After publishing this blog entry, a new article was published about Microsoft's transfer pricing planning and the audit. I discuss that article in my comments below (Comment #4.)
In
United States v. Microsoft, 2020 U.S. Dist. LEXIS 8781 (W.D. Wash. 1/17/20),
here, the district court resolved a contentious summons enforcement proceeding started in December 2014. (See the CourtListener docket entries,
here.) Summons enforcement proceedings are supposed to be “summary in nature.”
United States v. Clarke, 573 U.S. 248, 254 (2014) (citing
United States v. Stuart, 489 U.S. 353, 369 (1989)).
So, why was this summons enforcement proceeding not so summary, taking just over 5 years to resolve? A hint at the answer is the amount of the tax savings involved (perhaps $5 billion over 10 years, achieved at a cost of $10 million (I don't think that planning included tax professional fees)), the promoter tax shelter context (involving one of the prominent bullshit promoter tax shelter players, KPMG, in the early 2000s), and the sheer number of attorneys appearing in the case (many of whom are amici). (For the attorneys, see the CourtListener list which may be reviewed by clicking on the “Parties and Attorneys on the CourtListener docket list above; the Government lists 4 attorneys, Microsoft lists 14 (included terminated attorneys), and the amici attorneys are more than I want to count; the relative imbalance between the attorneys for Government and attorneys for the parties opposing the Government reminds me of the old saying about Texas rangers–one mob, one Ranger; in this case one mob, 4 Government attorneys.)
Well, there is not much in the case. It is, after all, a summons enforcement proceeding where, once the minimal
Powell standards are met, the summons is enforced.
United States v. Powell, 379 U.S. 48 (1964). The Court thus early on ordered the summons enforced.
United States v. Microsoft Corp., 154 F. Supp. 3d 1134 (2015). But that left the privilege assertions to be thrashed over, hence the delay.

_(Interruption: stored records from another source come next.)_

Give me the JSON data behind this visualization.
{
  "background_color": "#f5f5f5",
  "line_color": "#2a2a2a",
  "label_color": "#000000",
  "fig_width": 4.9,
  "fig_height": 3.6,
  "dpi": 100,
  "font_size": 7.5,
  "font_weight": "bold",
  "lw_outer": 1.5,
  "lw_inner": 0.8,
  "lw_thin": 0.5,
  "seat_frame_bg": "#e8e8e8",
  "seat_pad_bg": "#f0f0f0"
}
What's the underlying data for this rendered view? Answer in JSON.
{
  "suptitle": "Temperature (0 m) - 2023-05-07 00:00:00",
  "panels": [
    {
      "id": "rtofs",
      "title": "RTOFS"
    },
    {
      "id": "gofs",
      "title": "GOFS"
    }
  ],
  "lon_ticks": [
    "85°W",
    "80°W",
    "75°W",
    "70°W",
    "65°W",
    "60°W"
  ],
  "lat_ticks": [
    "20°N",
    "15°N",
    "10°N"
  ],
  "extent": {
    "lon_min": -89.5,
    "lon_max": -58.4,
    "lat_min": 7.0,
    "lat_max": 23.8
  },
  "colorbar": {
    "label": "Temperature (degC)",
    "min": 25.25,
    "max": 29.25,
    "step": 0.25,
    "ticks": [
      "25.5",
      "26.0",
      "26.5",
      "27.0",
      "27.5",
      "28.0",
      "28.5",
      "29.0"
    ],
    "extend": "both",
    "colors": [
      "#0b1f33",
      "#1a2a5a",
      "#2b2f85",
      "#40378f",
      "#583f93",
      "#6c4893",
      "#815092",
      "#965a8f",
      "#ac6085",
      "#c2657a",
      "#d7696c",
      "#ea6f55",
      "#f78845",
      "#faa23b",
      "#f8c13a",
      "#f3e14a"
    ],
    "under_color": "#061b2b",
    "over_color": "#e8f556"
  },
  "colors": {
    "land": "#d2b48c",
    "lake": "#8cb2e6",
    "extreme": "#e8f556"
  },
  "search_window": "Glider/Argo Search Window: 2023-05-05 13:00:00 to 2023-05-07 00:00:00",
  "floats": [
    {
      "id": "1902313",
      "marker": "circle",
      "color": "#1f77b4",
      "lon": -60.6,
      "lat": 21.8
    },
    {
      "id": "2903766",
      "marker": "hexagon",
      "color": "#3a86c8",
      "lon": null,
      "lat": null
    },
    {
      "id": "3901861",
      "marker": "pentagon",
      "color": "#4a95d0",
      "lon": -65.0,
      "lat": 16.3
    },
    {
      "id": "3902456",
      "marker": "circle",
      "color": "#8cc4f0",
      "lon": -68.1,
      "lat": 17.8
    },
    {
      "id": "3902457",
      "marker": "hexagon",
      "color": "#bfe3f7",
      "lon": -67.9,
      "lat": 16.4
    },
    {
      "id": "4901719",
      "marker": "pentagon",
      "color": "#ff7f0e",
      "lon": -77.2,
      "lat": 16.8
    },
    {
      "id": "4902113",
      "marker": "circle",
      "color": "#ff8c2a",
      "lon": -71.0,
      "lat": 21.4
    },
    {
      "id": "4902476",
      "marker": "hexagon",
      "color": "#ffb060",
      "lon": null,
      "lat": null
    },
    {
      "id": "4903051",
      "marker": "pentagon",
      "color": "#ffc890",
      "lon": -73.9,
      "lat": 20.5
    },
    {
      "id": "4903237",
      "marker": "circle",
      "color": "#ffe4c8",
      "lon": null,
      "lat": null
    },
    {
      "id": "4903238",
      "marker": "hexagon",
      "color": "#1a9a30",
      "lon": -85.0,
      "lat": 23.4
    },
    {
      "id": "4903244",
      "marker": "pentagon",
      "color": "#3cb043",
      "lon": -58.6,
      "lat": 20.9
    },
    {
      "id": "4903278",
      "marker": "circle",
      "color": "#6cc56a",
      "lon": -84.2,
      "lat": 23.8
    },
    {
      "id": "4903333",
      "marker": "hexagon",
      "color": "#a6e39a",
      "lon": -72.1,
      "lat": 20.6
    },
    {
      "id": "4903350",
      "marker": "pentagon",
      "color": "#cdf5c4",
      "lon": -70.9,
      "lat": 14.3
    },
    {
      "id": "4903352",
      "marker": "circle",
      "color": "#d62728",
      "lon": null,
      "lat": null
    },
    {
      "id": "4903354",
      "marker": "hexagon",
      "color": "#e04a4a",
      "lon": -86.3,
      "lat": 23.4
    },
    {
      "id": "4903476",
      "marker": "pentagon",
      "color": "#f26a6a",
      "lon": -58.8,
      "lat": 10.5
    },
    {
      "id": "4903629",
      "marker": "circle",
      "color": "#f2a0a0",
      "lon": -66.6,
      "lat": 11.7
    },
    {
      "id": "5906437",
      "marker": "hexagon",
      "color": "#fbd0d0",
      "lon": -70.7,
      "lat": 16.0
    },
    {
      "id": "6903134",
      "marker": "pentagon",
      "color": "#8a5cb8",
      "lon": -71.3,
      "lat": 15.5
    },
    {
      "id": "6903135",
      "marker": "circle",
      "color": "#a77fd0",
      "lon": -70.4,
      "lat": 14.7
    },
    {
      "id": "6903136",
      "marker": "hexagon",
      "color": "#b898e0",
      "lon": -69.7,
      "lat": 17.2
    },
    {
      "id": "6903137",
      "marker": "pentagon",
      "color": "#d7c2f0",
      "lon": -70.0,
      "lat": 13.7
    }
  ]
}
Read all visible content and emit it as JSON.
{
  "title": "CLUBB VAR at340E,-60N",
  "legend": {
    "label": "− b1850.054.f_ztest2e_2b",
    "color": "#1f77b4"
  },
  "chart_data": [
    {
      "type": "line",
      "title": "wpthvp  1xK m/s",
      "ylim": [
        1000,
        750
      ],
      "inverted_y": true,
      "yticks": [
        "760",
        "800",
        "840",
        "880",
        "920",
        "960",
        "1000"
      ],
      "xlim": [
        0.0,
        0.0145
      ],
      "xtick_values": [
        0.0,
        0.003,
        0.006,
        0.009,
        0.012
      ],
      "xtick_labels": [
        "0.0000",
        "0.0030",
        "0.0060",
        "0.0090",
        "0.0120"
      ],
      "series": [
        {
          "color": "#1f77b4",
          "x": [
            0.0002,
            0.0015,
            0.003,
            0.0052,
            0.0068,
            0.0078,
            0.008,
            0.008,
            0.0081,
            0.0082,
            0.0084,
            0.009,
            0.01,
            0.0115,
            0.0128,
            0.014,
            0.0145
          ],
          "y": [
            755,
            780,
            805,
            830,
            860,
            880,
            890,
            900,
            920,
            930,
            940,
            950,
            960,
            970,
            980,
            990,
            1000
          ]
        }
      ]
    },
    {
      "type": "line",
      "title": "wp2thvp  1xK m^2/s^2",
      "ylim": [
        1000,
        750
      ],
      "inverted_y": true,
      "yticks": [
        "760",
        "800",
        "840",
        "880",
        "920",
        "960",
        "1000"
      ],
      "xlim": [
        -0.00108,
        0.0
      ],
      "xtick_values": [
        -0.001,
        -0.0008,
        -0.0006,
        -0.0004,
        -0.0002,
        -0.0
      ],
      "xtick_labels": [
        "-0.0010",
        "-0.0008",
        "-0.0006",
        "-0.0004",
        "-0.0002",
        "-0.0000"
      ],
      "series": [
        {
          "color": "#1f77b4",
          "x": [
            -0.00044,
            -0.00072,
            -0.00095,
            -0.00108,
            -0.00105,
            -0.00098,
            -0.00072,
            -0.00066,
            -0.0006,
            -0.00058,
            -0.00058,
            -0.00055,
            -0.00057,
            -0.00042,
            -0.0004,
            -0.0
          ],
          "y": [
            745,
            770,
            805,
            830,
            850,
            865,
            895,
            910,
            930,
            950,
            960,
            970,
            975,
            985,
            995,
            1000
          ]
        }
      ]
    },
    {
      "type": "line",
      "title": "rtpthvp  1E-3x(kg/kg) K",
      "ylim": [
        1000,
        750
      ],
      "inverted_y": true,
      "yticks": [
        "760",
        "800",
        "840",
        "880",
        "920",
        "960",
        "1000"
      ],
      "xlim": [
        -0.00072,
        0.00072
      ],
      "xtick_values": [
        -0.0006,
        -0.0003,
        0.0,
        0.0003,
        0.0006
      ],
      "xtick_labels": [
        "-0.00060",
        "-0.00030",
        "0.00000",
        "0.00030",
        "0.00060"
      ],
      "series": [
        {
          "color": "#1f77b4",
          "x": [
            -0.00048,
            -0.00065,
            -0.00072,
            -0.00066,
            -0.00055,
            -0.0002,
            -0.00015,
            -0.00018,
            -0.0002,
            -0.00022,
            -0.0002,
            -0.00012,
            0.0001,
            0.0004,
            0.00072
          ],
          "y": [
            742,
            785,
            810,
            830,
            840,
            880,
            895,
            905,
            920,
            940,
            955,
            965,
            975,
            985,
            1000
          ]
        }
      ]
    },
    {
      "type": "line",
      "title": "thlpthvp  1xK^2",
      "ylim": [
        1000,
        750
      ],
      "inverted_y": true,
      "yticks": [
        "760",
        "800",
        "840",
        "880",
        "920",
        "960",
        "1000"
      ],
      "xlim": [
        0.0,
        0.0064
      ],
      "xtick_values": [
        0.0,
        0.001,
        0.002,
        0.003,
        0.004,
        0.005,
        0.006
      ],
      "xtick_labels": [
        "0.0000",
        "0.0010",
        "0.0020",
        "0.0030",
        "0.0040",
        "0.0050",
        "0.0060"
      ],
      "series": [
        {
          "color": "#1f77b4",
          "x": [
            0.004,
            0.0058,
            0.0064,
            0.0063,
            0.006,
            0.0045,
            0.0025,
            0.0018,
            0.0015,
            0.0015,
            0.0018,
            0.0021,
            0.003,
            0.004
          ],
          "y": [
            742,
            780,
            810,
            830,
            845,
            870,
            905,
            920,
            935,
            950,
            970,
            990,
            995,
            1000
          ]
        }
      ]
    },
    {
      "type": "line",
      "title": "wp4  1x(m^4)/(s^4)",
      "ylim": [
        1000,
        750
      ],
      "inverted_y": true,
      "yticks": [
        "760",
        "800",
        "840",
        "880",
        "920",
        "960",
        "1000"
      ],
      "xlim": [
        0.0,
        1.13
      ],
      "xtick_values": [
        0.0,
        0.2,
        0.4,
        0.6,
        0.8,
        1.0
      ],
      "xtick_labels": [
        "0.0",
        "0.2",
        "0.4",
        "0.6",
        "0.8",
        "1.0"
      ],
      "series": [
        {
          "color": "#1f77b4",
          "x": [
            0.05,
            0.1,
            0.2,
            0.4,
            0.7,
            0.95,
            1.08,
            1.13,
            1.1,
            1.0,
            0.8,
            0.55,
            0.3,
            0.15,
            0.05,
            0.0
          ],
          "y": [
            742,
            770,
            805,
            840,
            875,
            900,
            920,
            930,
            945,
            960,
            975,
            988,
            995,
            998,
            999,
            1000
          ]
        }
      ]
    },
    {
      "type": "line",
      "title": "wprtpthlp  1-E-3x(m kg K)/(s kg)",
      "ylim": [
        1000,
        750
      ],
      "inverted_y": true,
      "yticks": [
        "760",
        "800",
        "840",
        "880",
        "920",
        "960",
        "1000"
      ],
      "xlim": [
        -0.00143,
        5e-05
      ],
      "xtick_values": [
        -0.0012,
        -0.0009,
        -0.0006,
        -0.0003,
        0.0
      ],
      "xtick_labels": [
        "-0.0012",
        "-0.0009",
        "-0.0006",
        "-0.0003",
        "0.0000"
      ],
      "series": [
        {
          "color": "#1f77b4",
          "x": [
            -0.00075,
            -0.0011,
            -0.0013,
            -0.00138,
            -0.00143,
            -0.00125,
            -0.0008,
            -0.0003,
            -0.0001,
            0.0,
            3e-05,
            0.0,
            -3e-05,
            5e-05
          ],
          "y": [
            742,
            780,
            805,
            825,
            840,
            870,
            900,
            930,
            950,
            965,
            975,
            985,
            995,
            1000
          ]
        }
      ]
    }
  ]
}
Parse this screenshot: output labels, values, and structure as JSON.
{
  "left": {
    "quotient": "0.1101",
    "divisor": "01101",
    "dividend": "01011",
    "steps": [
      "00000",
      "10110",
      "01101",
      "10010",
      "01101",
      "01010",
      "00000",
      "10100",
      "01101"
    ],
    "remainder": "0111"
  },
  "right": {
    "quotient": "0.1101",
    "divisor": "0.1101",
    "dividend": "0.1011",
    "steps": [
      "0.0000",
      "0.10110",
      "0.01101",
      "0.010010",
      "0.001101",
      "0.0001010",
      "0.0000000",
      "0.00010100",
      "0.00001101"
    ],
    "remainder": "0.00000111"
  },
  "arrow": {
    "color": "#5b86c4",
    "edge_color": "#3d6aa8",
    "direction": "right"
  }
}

So, what’s the context for this battle? Not surprisingly, high-dollar transfer pricing cost sharing arrangements that has drawn similar high dollar litigation with loads of attorneys. E.g.,
Altera Corp. v. Commissioner, 926 F.3d 1061 17143 (9th Cir. 2019), reh. en banc den. 941 F.3d 1200 (9th Cir. 2019) (with an analogous melange of attorneys, including amici). As the Microsoft Court said in the most recent opinion (the one linked in the opening paragraph):
Ultimately Microsoft did enter into cost sharing arrangements through technology licensing agreements. Because those cost sharing arrangements were required by law to be arm's length transactions, the design and implementation details are a central focus of the government's examination. The government expresses skepticism that a third party would be likely to enter into the agreements, thereby satisfying the arm's length standard, because the agreements contained several unique provisions. Dkt. #146 at ¶¶ 18-20. While many of the terms changed before and afterward the agreements were to have been formed, they remained favorable for Microsoft's income tax liability. Id. at ¶¶ 9-11. The government believes that the transactions were "designed and implemented for the purpose of avoiding tax." Id. at ¶ 20. n1
n1 The government expresses further skepticism on the basis that the agreements effectively netted the Puerto Rican entity $30 billion for the "routine" reproduction of CDs containing software and did not otherwise have a significant impact on Microsoft's operations. Dkt. #146 at ¶¶ 15-20.
Microsoft maintains that nothing was abnormal about its actions. [*7] Microsoft argues that transfer pricing disputes with the government were prevalent and, "[r]ecognizing the inevitability of an [Internal Revenue Service ("IRS")] challenge, Microsoft was determined to be adequately prepared to defend these cost sharing arrangements." Dkt. #140 at 6; see also Dkt. #143 at ¶ 23. To this end, and because of the complexity of facts relevant to corporate international tax, Microsoft employed KPMG "to help the lawyers provide legal advice" and to give its own tax advice. Dkt. #140 at 1; Dkt. #143 at ¶¶ 7, 10. Mr. Boyle, then Microsoft's Corporate Vice President and Tax Counsel, maintains that the materials at issue were prepared for his use and that they were "prepared in anticipation of an administrative dispute or litigation with the IRS over the Puerto Rican cost sharing arrangement, the pricing of the software sales to Microsoft, and other issues expected to be in dispute relating to those transactions." Dkt. #143 at ¶ 23.